O motorista da Polícia Civil do Estado de Goiás João Lourenço de Oliveira, de aproximadamente 65 anos, foi encontrado morto na segunda-feira (15), após desaparecer de sua residência, no Parque Jardim Buriti, em Goiânia. Segundo as investigações, o próprio filho da vítima confessou o crime e indicou o local onde o corpo havia sido deixado, em uma área de mata às margens da GO-060, no município de Trindade.
A principal linha investigativa aponta que o crime teria sido motivado pela intenção de roubar e vender uma caminhonete Toyota Hilux pertencente ao servidor. O filho, identificado como Flávio Lourenço, teria procurado o pai após enfrentar dificuldades financeiras e ter um pedido de empréstimo negado. A possível dívida ainda é apurada pela Delegacia Estadual de Investigação de Homicídios (DIH).
De acordo com a apuração policial divulgada até o momento, Flávio teria ido armado à casa do pai e cometido o homicídio após uma discussão relacionada a dinheiro. Dois homens teriam auxiliado na retirada da vítima do imóvel e na ocultação do corpo em Trindade.
Caminhonete levou polícia aos envolvidos
João Lourenço estava desaparecido desde sábado (13). Familiares estranharam a falta de contato e foram até a residência dele, onde perceberam que a caminhonete e dois cartões bancários haviam desaparecido. Também foram encontrados sinais que levantaram a suspeita de que um crime havia ocorrido no imóvel.
As investigações avançaram depois que policiais militares do Batalhão de Choque localizaram a Hilux com uma mulher no Jardim Goiás, em Goiânia. Ela informou que o veículo havia sido adquirido pelo marido, posteriormente encontrado no Setor Água Branca.
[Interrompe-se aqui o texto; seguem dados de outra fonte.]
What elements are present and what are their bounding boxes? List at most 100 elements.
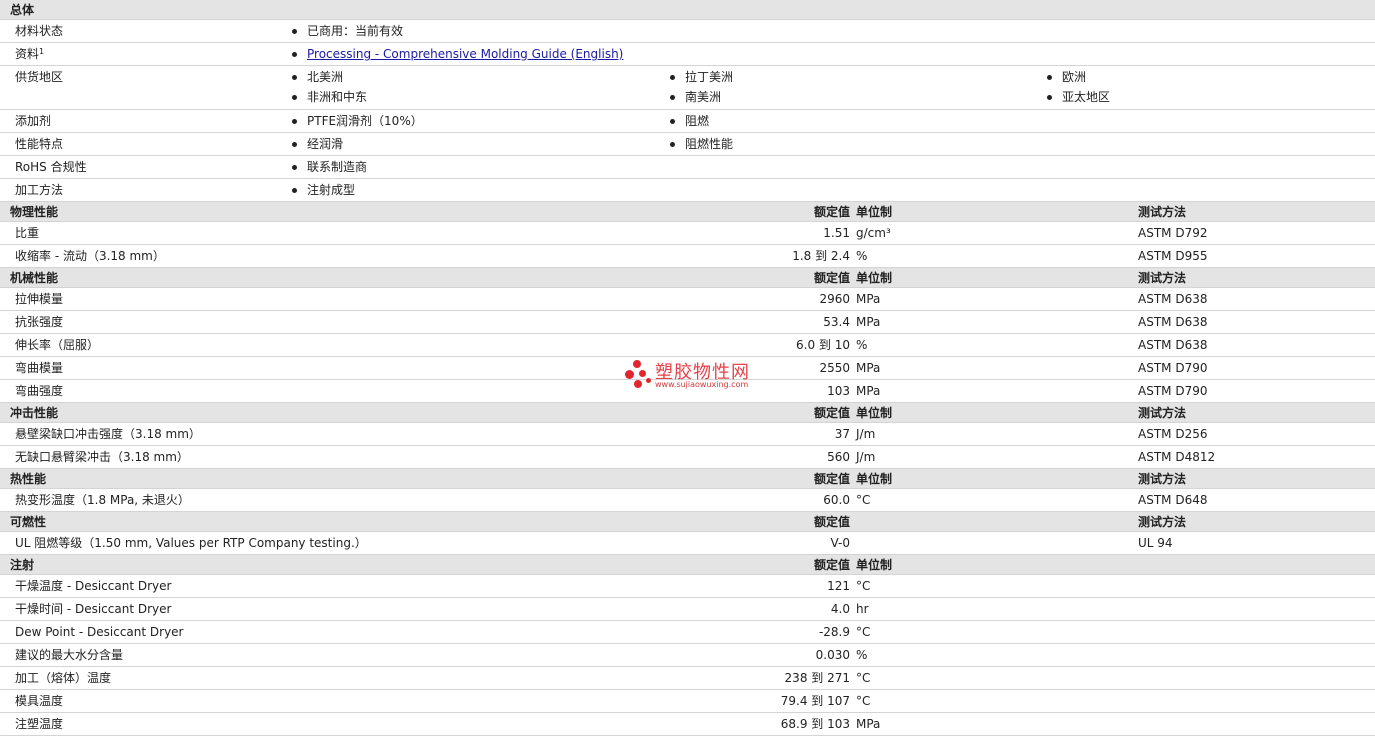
property-row: 热变形温度（1.8 MPa, 未退火） 60.0 °C ASTM D648 (0, 489, 1375, 512)
col-unit-header: 单位制 (856, 406, 893, 420)
footnote-marker: 1 (39, 47, 45, 56)
property-value: 2550 (819, 361, 850, 375)
property-label: 模具温度 (15, 694, 64, 708)
property-label: RoHS 合规性 (15, 160, 87, 174)
property-value: 121 (827, 579, 850, 593)
property-unit: % (856, 338, 868, 352)
section-header-mechanical: 机械性能 额定值 单位制 测试方法 (0, 268, 1375, 288)
section-title: 可燃性 (10, 515, 47, 529)
logo-dot (639, 370, 646, 377)
region-item: 亚太地区 (1047, 86, 1110, 109)
region-item: 南美洲 (670, 86, 721, 109)
property-item: 注射成型 (292, 179, 355, 202)
section-title: 物理性能 (10, 205, 59, 219)
property-unit: % (856, 648, 868, 662)
property-row: 资料1 Processing - Comprehensive Molding G… (0, 43, 1375, 66)
col-test-header: 测试方法 (1138, 406, 1187, 420)
property-unit: MPa (856, 361, 881, 375)
section-header-impact: 冲击性能 额定值 单位制 测试方法 (0, 403, 1375, 423)
property-item: PTFE润滑剂（10%） (292, 110, 423, 133)
property-value: 60.0 (823, 493, 850, 507)
property-unit: °C (856, 579, 871, 593)
property-label: 添加剂 (15, 114, 52, 128)
property-label: 建议的最大水分含量 (15, 648, 124, 662)
watermark-url: www.sujiaowuxing.com (655, 380, 749, 389)
property-row: 添加剂 PTFE润滑剂（10%） 阻燃 (0, 110, 1375, 133)
property-value: 37 (834, 427, 850, 441)
property-unit: % (856, 249, 868, 263)
property-label: Dew Point - Desiccant Dryer (15, 625, 184, 639)
property-unit: °C (856, 625, 871, 639)
property-row: 收缩率 - 流动（3.18 mm） 1.8 到 2.4 % ASTM D955 (0, 245, 1375, 268)
property-unit: °C (856, 694, 871, 708)
property-row: 性能特点 经润滑 阻燃性能 (0, 133, 1375, 156)
property-row: 无缺口悬臂梁冲击（3.18 mm） 560 J/m ASTM D4812 (0, 446, 1375, 469)
property-unit: hr (856, 602, 869, 616)
property-label: 加工（熔体）温度 (15, 671, 112, 685)
property-label: 加工方法 (15, 183, 64, 197)
property-label: 拉伸模量 (15, 292, 64, 306)
property-label: 伸长率（屈服） (15, 338, 100, 352)
logo-dot (634, 380, 642, 388)
property-row: 加工（熔体）温度 238 到 271 °C (0, 667, 1375, 690)
property-row: 悬壁梁缺口冲击强度（3.18 mm） 37 J/m ASTM D256 (0, 423, 1375, 446)
property-label: 干燥时间 - Desiccant Dryer (15, 602, 172, 616)
logo-dot (625, 370, 634, 379)
property-value: 1.8 到 2.4 (792, 249, 850, 263)
property-row: 建议的最大水分含量 0.030 % (0, 644, 1375, 667)
col-nominal-header: 额定值 (813, 515, 850, 529)
test-method: ASTM D790 (1138, 361, 1208, 375)
section-title: 冲击性能 (10, 406, 59, 420)
property-label: 性能特点 (15, 137, 64, 151)
region-item: 非洲和中东 (292, 86, 367, 109)
col-test-header: 测试方法 (1138, 472, 1187, 486)
property-value: V-0 (830, 536, 850, 550)
property-value: 4.0 (830, 602, 850, 616)
property-row: 加工方法 注射成型 (0, 179, 1375, 202)
section-header-injection: 注射 额定值 单位制 (0, 555, 1375, 575)
logo-dot (646, 378, 651, 383)
col-nominal-header: 额定值 (813, 205, 850, 219)
property-row: UL 阻燃等级（1.50 mm, Values per RTP Company … (0, 532, 1375, 555)
property-unit: MPa (856, 717, 881, 731)
property-item: 已商用：当前有效 (292, 20, 403, 43)
property-label: 悬壁梁缺口冲击强度（3.18 mm） (15, 427, 201, 441)
test-method: ASTM D955 (1138, 249, 1208, 263)
property-unit: °C (856, 493, 871, 507)
property-label: 收缩率 - 流动（3.18 mm） (15, 249, 165, 263)
property-label: 比重 (15, 226, 40, 240)
property-item: 阻燃 (670, 110, 709, 133)
molding-guide-link[interactable]: Processing - Comprehensive Molding Guide… (307, 47, 623, 61)
col-test-header: 测试方法 (1138, 205, 1187, 219)
section-title: 注射 (10, 558, 35, 572)
section-title: 机械性能 (10, 271, 59, 285)
col-test-header: 测试方法 (1138, 271, 1187, 285)
property-row: RoHS 合规性 联系制造商 (0, 156, 1375, 179)
test-method: ASTM D648 (1138, 493, 1208, 507)
col-unit-header: 单位制 (856, 205, 893, 219)
col-unit-header: 单位制 (856, 472, 893, 486)
property-value: 560 (827, 450, 850, 464)
section-header-physical: 物理性能 额定值 单位制 测试方法 (0, 202, 1375, 222)
property-row: 比重 1.51 g/cm³ ASTM D792 (0, 222, 1375, 245)
property-value: 6.0 到 10 (796, 338, 850, 352)
property-label: 弯曲强度 (15, 384, 64, 398)
section-header-flammability: 可燃性 额定值 测试方法 (0, 512, 1375, 532)
test-method: UL 94 (1138, 536, 1173, 550)
property-label: 材料状态 (15, 24, 64, 38)
property-row: 材料状态 已商用：当前有效 (0, 20, 1375, 43)
test-method: ASTM D638 (1138, 292, 1208, 306)
property-label: UL 阻燃等级（1.50 mm, Values per RTP Company … (15, 536, 367, 550)
section-title: 总体 (10, 3, 35, 17)
test-method: ASTM D792 (1138, 226, 1208, 240)
col-nominal-header: 额定值 (813, 406, 850, 420)
test-method: ASTM D638 (1138, 315, 1208, 329)
col-nominal-header: 额定值 (813, 558, 850, 572)
section-title: 热性能 (10, 472, 47, 486)
property-unit: MPa (856, 384, 881, 398)
property-row: Dew Point - Desiccant Dryer -28.9 °C (0, 621, 1375, 644)
property-label: 抗张强度 (15, 315, 64, 329)
property-row: 干燥温度 - Desiccant Dryer 121 °C (0, 575, 1375, 598)
property-row: 供货地区 北美洲 拉丁美洲 欧洲 非洲和中东 南美洲 亚太地区 (0, 66, 1375, 110)
property-label: 供货地区 (15, 70, 64, 84)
A partir da negociação, os policiais chegaram ao filho da vítima, que morava em Bela Vista de Goiás.
Ao ser abordado, Flávio confessou o crime e acompanhou os policiais até o ponto onde o corpo havia sido deixado, próximo a um posto de combustíveis na GO-060. O veículo, avaliado em cerca de R$ 90 mil, teria sido negociado por aproximadamente R$ 50 mil, segundo informações divulgadas sobre o depoimento.
Seis pessoas foram presas
Ao todo, seis pessoas foram presas durante as diligências. Além do filho, dois homens são apontados como participantes diretos do crime e da ocultação do corpo. Outras pessoas são investigadas pela negociação da caminhonete, retirada de peças do veículo e possível auxílio a um dos envolvidos.
O filho e os dois supostos participantes diretos foram autuados por latrocínio, crime caracterizado pelo roubo seguido de morte. O casal que teria adquirido a caminhonete deverá responder por receptação, enquanto outro investigado foi autuado por favorecimento. A participação individual de cada preso ainda será aprofundada no decorrer do inquérito.
João Lourenço trabalhava havia cerca de 20 anos na Polícia Civil de Goiás, onde atuava como motorista e também prestava serviços na base responsável pelo abastecimento das viaturas da corporação.
O caso permanece sob investigação da DIH. As versões apresentadas pelos presos e as circunstâncias da negociação do veículo ainda deverão ser confrontadas com perícias, depoimentos e outros elementos reunidos pela Polícia Civil. Até a publicação desta matéria, não havia sido divulgado posicionamento das defesas dos investigados.